Walther shook his head sadly as he gazed down at his friend, then his lip curled back in anger. Several rats were circling around the pallet, gnawing away at the rushlights they had knocked down. One of the rodents had even started on the stem of the only light still held fast to its fixture. Walther shouted at the loathsome vermin, but the bold rats didn’t so much as glance in his direction. Only when he started forwards and caught one of the rats with a kick did the scavengers retreat, fading into the blackness with instinctive ease. They didn’t retreat far, their beady eyes gleaming from the shadows as they watched the people gather around the sickbed.

Walther hurriedly righted the remains of the rushlights, pushing them back into their stands with frustrated violence. ‘Why weren’t you watching him!’ he snarled at Zena when he had the tapers lit once more. ‘You should never leave him alone! The rats…’

Zena stepped to Walther’s side, laying her hand against his chest. She knew he didn’t mean the unjust accusation, that he was simply lashing out because of the helplessness he felt. He was powerless to stop Hugo’s decline and that was something Walther couldn’t accept.

While Zena consoled Walther, the plague doktor stood over Hugo, the glass eyes of his garish mask reflecting the fires of the rushlights. The invalid recoiled from the dreadful apparition hovering over him, but didn’t have the strength to ward away the doktor’s staff as it jabbed at his nightshirt. The copper talon at the end of the stick hooked the fabric of the nightshirt, peeling the garment back and exposing the sick man’s chest. A smell of vinegar exuded from the bird-like mask as the doktor peered closer at his patient.

‘Plague,’ the physician declared, tugging his stick free from Hugo’s clothes and retreating from the man’s bedside. He turned his back to the pallet and concentrated on holding the copper talon at the end of his staff in the fires of the rushlights.

Walther’s fists clenched at the plague doktor’s callous attitude. ‘Do something for him.’ He pulled away from Zena’s restraining arms. ‘You’re supposed to be a healer! Help him!’

The bird-like mask turned and the glass eyes fixed upon Walther’s enraged features. ‘I’ve heard too many pleas, too many threats, to feel anything. If you are appealing to the better angels of my nature, I’m afraid you are too late. They flew the coop months ago.’ The plague doktor drew the copper talon away from the flame, inspecting the hot glow of the metal. ‘After a dozen deaths, you learn not to care.

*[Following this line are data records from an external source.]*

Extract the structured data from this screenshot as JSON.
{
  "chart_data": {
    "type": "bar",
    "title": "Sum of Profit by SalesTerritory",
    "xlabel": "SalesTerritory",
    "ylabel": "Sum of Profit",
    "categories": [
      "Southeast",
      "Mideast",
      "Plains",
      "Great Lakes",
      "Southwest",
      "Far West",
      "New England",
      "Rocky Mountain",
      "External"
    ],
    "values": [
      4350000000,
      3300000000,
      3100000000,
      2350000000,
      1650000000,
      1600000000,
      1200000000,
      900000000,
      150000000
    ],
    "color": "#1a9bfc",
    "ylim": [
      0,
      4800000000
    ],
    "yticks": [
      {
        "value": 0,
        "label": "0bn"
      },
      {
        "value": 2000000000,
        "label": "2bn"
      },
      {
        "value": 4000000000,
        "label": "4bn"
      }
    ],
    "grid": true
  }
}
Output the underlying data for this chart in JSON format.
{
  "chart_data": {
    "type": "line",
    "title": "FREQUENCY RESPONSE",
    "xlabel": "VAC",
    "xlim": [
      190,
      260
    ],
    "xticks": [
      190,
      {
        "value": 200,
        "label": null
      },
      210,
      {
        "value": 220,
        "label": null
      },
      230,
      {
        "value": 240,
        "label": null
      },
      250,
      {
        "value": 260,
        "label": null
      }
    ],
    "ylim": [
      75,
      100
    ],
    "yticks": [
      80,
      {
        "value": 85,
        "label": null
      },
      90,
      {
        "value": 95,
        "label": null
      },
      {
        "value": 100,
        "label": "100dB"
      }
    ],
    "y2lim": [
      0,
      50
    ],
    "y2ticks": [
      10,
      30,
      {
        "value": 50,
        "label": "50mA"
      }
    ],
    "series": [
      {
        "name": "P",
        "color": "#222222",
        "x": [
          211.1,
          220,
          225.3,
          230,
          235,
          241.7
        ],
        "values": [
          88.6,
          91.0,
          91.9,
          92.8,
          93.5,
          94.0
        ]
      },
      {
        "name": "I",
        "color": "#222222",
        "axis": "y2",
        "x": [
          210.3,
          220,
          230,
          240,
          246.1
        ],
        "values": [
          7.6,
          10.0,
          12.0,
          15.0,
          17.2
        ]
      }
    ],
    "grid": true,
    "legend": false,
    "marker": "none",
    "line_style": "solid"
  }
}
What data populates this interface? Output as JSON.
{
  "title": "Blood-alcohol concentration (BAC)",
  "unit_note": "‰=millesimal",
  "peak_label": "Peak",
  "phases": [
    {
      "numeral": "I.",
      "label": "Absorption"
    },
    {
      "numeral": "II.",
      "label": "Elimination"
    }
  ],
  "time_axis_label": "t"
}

After a hundred, you can’t even if you wanted to.’

‘You must be able to do something,’ Walther growled.

The plague doktor looked past the rat-catcher and his woman, staring at Hugo’s wasted frame. The physician’s gloved hands drew a tiny clay bottle from a pouch on his belt. Grimly, he set it down on one of the boxes. ‘You’ve paid me well, so I leave you this. It will make his going swift.’ He tapped the neck of the little bottle. ‘By Verena, if I only had more of it. Enough for everyone.

‘I won’t inform the Hundertschaft about this,’ the plague doktor said, his tone becoming harsh. ‘By law, I am required to. By conscience, it is my obligation. But, I suppose it makes no difference. The gods have decided that we’re all going to die. It is only a matter of time.’ He turned away, walking back across the cellar towards the ladder. On his way, he snatched a bottle of wine from a rack against the wall. ‘I’m going home to drink this and in the morning I will have forgotten I was ever here.’

Walther didn’t move until the plague doktor was gone. His eyes were fixed upon the bottle the physician had left.